According to the couple, the neighbors believe the handicap ramp may hurt the value of their own home.

The Giesegh's home is part of a community that is still in development; as such, the neighborhood lacks a homeowner association, which might normally require permits and an approval process before building a ramp. The family stated that the City of Fountain, though, granted them permission to install the ramp and to widen their driveway for a handicap van as well. The builder also claims to have received complaints from the neighbors.

So far, the unnamed neighbors have declined to comment.

The Giesegh family has contacted the Rocky Mountain ADA Center for help.

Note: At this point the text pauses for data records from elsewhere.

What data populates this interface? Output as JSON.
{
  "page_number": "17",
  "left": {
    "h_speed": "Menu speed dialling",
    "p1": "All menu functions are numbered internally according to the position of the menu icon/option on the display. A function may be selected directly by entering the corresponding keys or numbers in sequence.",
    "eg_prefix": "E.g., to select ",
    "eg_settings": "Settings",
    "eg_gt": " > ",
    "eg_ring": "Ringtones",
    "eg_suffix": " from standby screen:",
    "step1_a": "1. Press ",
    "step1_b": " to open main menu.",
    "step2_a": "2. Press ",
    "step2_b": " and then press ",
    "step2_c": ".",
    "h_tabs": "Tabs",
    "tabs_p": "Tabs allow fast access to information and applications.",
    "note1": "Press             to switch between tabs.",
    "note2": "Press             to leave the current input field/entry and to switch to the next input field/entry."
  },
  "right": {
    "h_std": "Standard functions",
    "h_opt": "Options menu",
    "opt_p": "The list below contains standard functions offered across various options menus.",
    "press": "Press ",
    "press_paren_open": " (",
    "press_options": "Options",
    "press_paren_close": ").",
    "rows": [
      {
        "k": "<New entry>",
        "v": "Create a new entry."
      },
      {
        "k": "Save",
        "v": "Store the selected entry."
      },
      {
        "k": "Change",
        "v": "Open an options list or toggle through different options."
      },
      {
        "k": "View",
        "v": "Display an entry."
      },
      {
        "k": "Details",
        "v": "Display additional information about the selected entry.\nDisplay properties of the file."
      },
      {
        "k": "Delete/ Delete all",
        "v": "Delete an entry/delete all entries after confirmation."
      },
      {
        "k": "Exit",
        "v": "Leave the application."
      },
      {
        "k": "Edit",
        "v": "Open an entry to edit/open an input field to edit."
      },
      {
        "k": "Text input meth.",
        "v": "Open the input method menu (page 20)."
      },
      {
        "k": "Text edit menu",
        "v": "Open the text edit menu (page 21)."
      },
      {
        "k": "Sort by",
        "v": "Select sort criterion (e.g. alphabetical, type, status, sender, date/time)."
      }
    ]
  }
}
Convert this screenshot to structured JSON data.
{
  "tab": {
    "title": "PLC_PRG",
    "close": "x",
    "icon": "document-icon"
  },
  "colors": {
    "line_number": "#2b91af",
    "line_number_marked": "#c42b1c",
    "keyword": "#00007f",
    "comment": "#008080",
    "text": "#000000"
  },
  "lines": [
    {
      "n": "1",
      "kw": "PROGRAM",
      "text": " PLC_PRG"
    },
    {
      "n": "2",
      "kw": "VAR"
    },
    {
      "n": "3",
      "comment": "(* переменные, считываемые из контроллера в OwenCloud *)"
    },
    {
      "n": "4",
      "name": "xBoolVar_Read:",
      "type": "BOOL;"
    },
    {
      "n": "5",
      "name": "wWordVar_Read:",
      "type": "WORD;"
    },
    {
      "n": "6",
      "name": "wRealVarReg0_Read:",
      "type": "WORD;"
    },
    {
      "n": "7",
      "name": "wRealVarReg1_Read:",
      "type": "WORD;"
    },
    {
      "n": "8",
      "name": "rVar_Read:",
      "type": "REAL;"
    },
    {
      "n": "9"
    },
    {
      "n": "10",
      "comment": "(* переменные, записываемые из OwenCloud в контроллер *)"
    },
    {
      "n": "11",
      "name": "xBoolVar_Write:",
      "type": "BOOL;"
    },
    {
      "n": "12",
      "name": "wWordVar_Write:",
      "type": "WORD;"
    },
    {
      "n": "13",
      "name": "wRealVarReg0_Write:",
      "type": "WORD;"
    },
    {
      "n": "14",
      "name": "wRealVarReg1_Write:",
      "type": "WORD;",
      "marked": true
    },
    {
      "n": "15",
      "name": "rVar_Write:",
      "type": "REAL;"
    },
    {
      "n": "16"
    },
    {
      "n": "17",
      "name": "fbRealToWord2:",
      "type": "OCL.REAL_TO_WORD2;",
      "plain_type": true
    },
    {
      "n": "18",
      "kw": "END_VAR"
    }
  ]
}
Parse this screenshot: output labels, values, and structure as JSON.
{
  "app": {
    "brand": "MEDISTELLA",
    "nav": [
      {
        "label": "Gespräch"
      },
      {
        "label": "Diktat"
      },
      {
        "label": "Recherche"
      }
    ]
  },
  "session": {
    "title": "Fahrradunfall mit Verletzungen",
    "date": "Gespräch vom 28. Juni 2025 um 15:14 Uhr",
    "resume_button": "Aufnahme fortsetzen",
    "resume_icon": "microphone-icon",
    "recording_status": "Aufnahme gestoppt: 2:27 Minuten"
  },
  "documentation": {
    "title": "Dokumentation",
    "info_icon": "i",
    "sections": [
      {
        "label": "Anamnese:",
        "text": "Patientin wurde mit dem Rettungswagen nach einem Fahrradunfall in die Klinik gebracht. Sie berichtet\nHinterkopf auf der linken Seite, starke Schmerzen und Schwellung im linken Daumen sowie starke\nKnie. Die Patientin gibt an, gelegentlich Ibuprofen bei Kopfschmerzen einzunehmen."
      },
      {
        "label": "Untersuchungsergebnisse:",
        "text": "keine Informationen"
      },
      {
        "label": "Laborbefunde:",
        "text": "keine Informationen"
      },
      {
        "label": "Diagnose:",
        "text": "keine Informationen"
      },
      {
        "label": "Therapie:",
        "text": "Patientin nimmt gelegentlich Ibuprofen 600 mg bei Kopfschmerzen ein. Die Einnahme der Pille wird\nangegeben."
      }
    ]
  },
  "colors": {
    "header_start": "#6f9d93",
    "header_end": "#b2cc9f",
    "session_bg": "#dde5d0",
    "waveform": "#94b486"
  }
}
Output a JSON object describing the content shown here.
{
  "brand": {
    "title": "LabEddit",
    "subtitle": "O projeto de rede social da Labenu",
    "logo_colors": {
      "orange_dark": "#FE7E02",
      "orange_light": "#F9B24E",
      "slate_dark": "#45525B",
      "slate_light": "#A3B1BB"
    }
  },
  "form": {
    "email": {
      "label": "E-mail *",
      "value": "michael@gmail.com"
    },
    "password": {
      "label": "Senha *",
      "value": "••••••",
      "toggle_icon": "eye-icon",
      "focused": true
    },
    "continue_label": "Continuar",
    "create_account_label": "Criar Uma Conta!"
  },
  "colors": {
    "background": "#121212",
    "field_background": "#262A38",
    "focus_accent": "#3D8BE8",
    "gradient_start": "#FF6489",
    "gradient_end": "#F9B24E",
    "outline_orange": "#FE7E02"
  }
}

The Rocky Mountain ADA Center is a member of the national network of ADA centers, which are funded by the National Institute on Disability and Rehabilitation Research. The center states that the Americans with Disabilities Act of 1990 (ADA), as amended, prohibits discrimination against qualified individuals with a disability and protects three categories of individuals:

1. Individuals who have a physical or mental impairment that substantially limits one or more major life activity

2. Individuals who have a record of such an impairment

3. Individuals who are regarded as having an impairment

According to the Centers for Disease Control and Prevention, an estimated 37 to 56 million Americans live with a disability. In particular, cerebral palsy affects a person’s ability to move and maintain balance and posture.

As a person ages, the chance of gaining a disability rises. Among people 15 years of age or younger, 10 percent are disabled; at ages 80 and older, almost 75 percent of people live with a disability.